In the Spring of 2013, a group of randomly selected restaurateurs in a major U.S. city received a letter in the mail with their most recent restaurant hygiene inspection score. Half of the recipients were also notified that this score would be published on Yelp.
After the letters were sent, inspection scores for all restaurants were tracked to identify any changes in performance. The result? Restaurants informed that their score was posted on Yelp tended to clean up their act and have higher scores in their next inspections.
This work stems from Yelp’s Local Inspector Value-entry Specification (or LIVES) program, an open data project we announced in late 2012 to encourage cities to share their data in ways that are easy to ingest on platforms like Yelp. Most consumers aren’t using clunky “dot gov” websites to find helpful hygiene information about the restaurants they frequent, so it makes a lot more sense to give them that information when they are on a site like Yelp.

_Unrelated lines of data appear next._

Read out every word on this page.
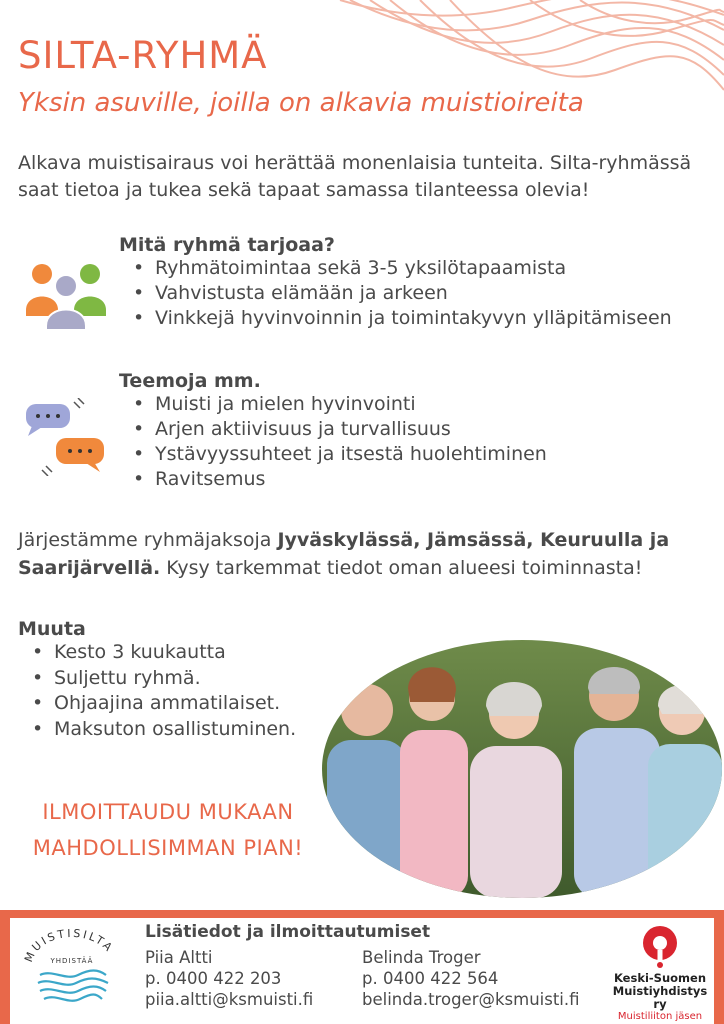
SILTA-RYHMÄ
Yksin asuville, joilla on alkavia muistioireita
Alkava muistisairaus voi herättää monenlaisia tunteita. Silta-ryhmässä saat tietoa ja tukea sekä tapaat samassa tilanteessa olevia!
Mitä ryhmä tarjoaa?
• Ryhmätoimintaa sekä 3-5 yksilötapaamista
• Vahvistusta elämään ja arkeen
• Vinkkejä hyvinvoinnin ja toimintakyvyn ylläpitämiseen
Teemoja mm.
• Muisti ja mielen hyvinvointi
• Arjen aktiivisuus ja turvallisuus
• Ystävyyssuhteet ja itsestä huolehtiminen
• Ravitsemus
Järjestämme ryhmäjaksoja Jyväskylässä, Jämsässä, Keuruulla ja Saarijärvellä. Kysy tarkemmat tiedot oman alueesi toiminnasta!
Muuta
• Kesto 3 kuukautta
• Suljettu ryhmä.
• Ohjaajina ammatilaiset.
• Maksuton osallistuminen.
ILMOITTAUDU MUKAAN
MAHDOLLISIMMAN PIAN!
MUISTISILTA
YHDISTÄÄ
Lisätiedot ja ilmoittautumiset
Piia Altti
p. 0400 422 203
piia.altti@ksmuisti.fi
Belinda Troger
p. 0400 422 564
belinda.troger@ksmuisti.fi
Keski-Suomen
Muistiyhdistys ry
Muistiliiton jäsen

We now know that when cities share their data with Yelp, restaurants maintain higher health scores and consumers feel more informed, but what happens when Yelp reciprocates and shares its restaurant review data with governments?
An article appearing in Harvard Business Review discusses this question and offers a deeper glimpse into Yelp’s partnerships with governments and academic institutions. We’re excited about the promise the early findings of these studies show and we’re eager to continue similarly useful data sharing for the benefit of consumers.